「サーモン人気」の背景
朝日・生活面の「食文化変えた養殖サケ」という記事を興味深く読んだ。「いまや回転ずしの人気のネタとなり、スーパーでは年中、生の切り身が手に入る。そのもとは、1万7千キロ離れた地球の反対側からやってきている」と書いている。南米チリの南端に近いチエロ島には養殖サケの基地があり、現地資本、外資合わせて約60社の養殖会社がある。日本水産やノルウェー大手の加工工場などだ。
回転ずしではいま、「一にサーモン、二にサーモン、〆もサーモン」と言われるほど女性と子どもに圧倒的な人気だ。見た目の美しさ、脂の乗りと食感の良さ、割安感が理由のようだ。

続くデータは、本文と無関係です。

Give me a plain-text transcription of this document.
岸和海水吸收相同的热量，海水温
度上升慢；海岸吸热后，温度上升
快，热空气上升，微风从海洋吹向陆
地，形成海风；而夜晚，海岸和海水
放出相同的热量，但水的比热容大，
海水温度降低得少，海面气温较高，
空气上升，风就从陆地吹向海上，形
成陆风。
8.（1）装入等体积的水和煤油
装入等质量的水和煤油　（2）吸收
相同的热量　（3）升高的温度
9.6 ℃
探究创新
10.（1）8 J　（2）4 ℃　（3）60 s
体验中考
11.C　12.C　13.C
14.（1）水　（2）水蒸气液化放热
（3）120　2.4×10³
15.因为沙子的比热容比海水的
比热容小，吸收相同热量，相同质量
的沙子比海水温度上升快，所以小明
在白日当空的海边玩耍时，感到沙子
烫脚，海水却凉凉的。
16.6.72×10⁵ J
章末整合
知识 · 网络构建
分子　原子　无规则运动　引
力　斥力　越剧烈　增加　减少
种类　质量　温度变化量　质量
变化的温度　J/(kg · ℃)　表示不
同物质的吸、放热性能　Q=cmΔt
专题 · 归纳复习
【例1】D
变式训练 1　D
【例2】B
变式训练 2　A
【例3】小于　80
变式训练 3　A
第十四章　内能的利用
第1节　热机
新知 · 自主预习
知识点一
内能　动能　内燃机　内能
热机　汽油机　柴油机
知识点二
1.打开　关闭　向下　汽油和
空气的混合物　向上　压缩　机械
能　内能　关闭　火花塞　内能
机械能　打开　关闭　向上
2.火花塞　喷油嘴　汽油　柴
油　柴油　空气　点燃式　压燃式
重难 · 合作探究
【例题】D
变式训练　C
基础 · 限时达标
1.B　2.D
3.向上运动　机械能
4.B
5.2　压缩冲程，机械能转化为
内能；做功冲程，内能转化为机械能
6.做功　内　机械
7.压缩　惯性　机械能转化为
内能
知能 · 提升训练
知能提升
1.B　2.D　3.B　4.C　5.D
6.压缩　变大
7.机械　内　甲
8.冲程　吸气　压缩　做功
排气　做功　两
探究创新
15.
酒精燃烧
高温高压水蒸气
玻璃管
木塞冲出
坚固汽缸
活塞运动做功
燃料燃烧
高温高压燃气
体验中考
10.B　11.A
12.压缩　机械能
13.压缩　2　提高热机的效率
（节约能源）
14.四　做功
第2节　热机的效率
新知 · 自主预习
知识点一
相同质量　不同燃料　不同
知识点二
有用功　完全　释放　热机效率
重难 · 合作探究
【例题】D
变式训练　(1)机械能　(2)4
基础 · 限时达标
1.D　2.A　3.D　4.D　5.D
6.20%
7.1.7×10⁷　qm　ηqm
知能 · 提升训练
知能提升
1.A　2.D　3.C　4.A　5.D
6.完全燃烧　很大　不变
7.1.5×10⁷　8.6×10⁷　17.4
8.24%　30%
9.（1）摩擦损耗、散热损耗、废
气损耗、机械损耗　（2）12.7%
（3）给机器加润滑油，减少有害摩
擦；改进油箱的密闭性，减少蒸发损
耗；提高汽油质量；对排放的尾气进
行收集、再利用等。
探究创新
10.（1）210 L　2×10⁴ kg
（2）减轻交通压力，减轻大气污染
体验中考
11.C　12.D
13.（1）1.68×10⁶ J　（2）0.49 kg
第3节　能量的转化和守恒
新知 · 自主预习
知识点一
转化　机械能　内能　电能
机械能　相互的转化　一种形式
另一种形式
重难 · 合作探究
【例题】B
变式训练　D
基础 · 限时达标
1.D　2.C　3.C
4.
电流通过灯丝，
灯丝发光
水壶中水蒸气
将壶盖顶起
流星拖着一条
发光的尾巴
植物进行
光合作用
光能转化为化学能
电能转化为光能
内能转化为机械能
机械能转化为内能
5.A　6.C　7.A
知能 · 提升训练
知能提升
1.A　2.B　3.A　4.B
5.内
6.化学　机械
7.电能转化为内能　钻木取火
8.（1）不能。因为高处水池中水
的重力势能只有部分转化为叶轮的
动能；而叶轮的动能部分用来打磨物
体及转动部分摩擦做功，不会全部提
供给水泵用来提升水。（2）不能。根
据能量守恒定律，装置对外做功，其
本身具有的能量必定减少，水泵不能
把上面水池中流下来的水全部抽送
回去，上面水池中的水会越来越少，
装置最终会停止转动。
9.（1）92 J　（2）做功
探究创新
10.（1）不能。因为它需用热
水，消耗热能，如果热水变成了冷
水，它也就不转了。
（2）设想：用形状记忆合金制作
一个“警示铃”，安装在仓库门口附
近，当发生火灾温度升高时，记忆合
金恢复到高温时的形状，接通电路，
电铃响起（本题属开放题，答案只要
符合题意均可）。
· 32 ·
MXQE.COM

記事には「生きたまま締め、刺身用などに加工、すぐに冷凍し、ほとんどを日本に運ぶ」、「日本のすし用は、丁寧に血合いなどを削ります」と加工会社の幹部が語っている。チリのサケ輸出先は日本がトップで45%、米国の18%を大きく引き離している。
「規格や品質が安定し、年中安く手に入る魅力的な商材」と、日本の大手回転ずし店や外食産業の担当者が評価している。サケ養殖を根づかせたのは日本だった。各国の養殖業者が事務所を構える州都プエルトモンは地元では「サケ養殖の都」と呼ばれているという。ところでサケの日本国内の消費量は年間約50万トンで推移。自給率は70年代に90%以上あったが、現在は約半分が養殖中心の輸入サケになっているそうだ。